L’innovation pros­père aujourd’hui dans les ruines du pro­grès : elle s’arrange avec la nature, au lieu de cher­cher à la dominer.

Une telle pen­sée s’inscrit dans la lignée des réflexions de Gün­ther Anders sur le « déca­lage pro­mé­théen », insé­pa­rables de l’avènement de l’âge ato­mique et de ses moyens de des­truc­tion massifs.

On revient aux questions de l’action, de la responsabilité : n’y a‑t-il pas ici un renoncement à agir ?

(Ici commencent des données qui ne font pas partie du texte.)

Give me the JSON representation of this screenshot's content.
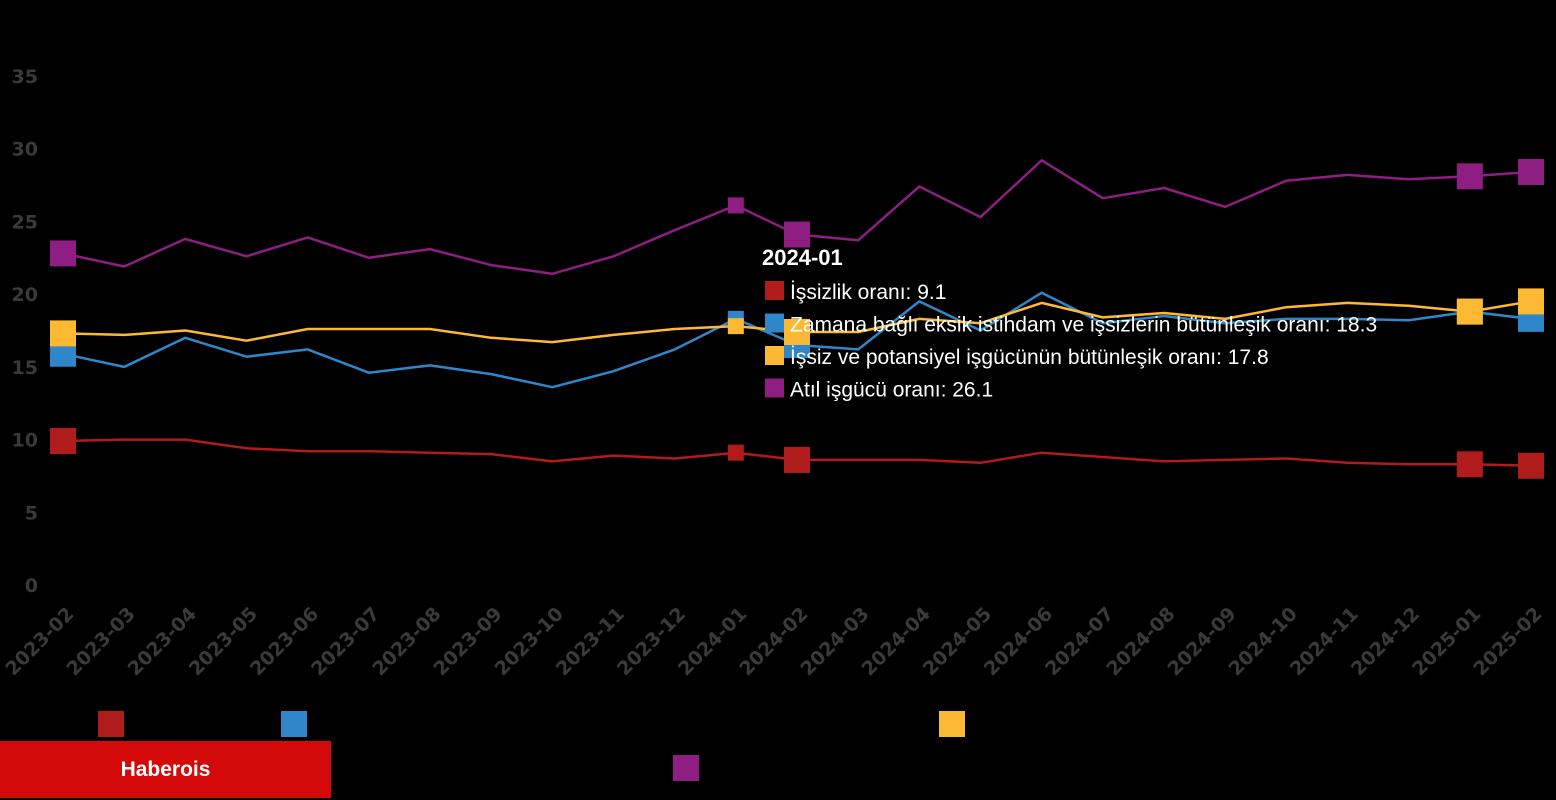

Non, ce n’est pas tant un renon­ce­ment qu’une ten­ta­tive d’explorer d’autres voies, sans aban­don­ner l’ambition d’agir, d’avoir une prise sur le monde. À double titre, comme modé­li­sa­teurs et comme phi­lo­sophes, les ingé­nieurs-phi­lo­sophes sont mar­qués par l’imaginaire de la cité idéale – un geste qui habite la pen­sée euro­péenne depuis les Grecs. Mais cette modé­li­sa­tion est impos­sible aujourd’hui, car pour modé­li­ser, il faut iso­ler. Or dans le monde mon­dia­li­sé, où tout est inter­con­nec­té, plus rien n’est iso­lable. Sans comp­ter qu’on ne croit plus guère à l’avenir. 

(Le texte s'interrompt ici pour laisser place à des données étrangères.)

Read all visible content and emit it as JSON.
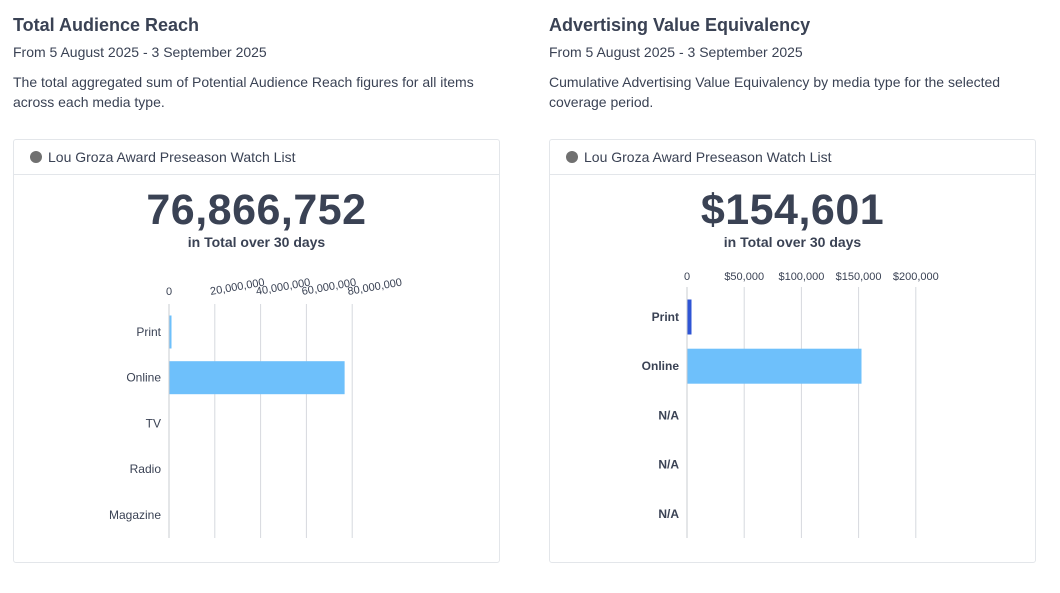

L’action, aux yeux de cette nou­velle géné­ra­tion d’ingénieurs-philosophes, change de sens : il ne s’agit plus d’agir sur, en exer­çant un pou­voir sou­ve­rain sur la nature ou sur les choses. Mais plu­tôt de fis­su­rer l’existant, pour rou­vrir des pos­sibles – je reprends ici les mots de Fran­çois Jul­lien. Fis­su­rer est un geste plus modeste que trans­for­mer. L’innovation pros­père aujourd’hui dans les ruines du pro­grès : elle s’arrange avec la nature, au lieu de cher­cher à la dominer.

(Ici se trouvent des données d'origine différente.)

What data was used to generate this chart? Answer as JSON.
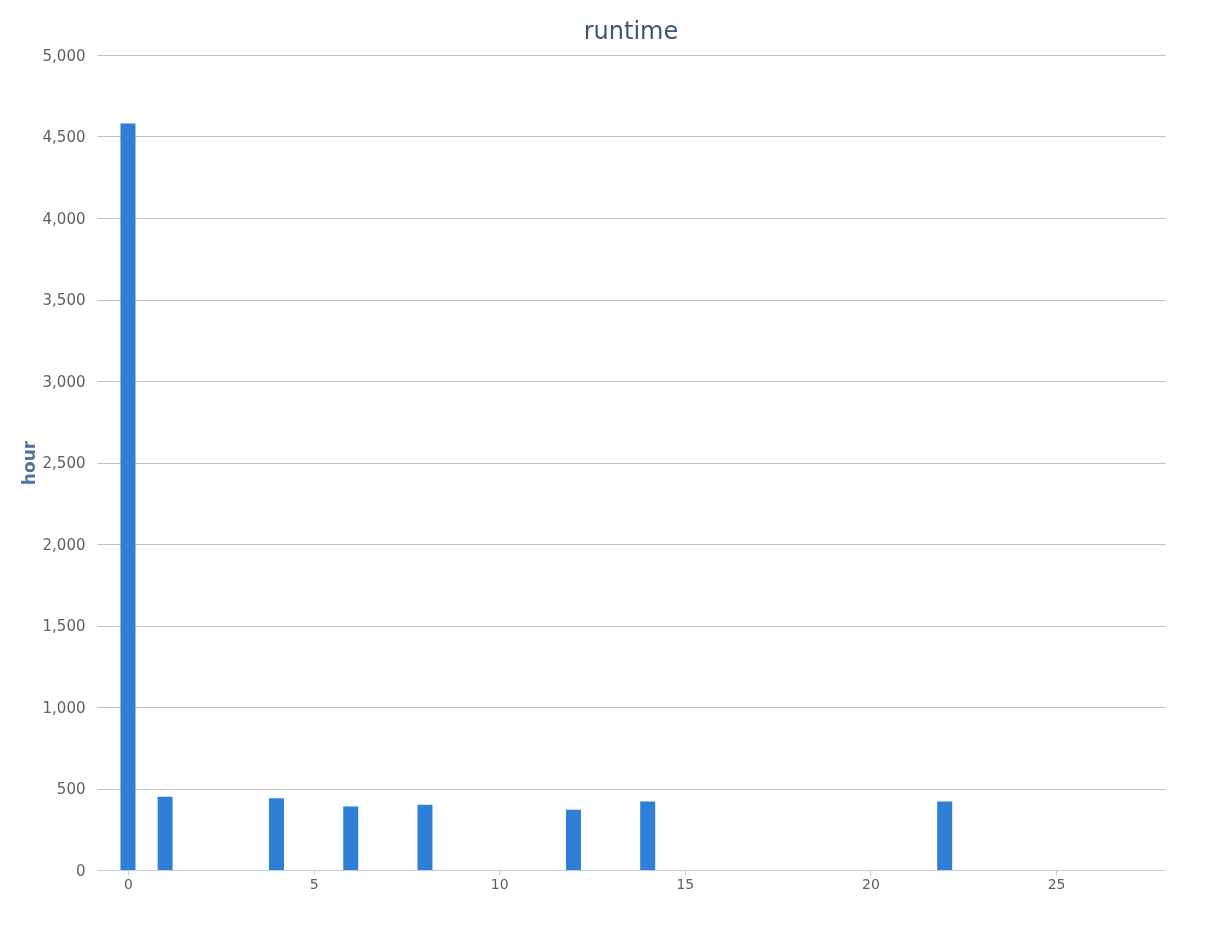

Cette vision insis­tant sur l’insertion de l’action humaine dans un milieu est, au sens propre du terme, éco­lo­gique. Mais aux deux pôles de l’écologie radi­cale, – l’un qui consi­dère l’Homme comme une espèce inva­sive dont la nature se pas­se­rait bien, l’autre rejouant la farce tra­gique du tota­li­ta­risme, intru­sive et pleine d’interdits – les ingé­nieurs-phi­lo­sophes opposent une vision de l’action humaine mar­quée à la fois par des limites et une res­pon­sa­bi­li­té. Une vision pru­dente, res­pec­tueuse, valo­ri­sant la com­pé­tence tech­nique sans jamais l’isoler de ses effets.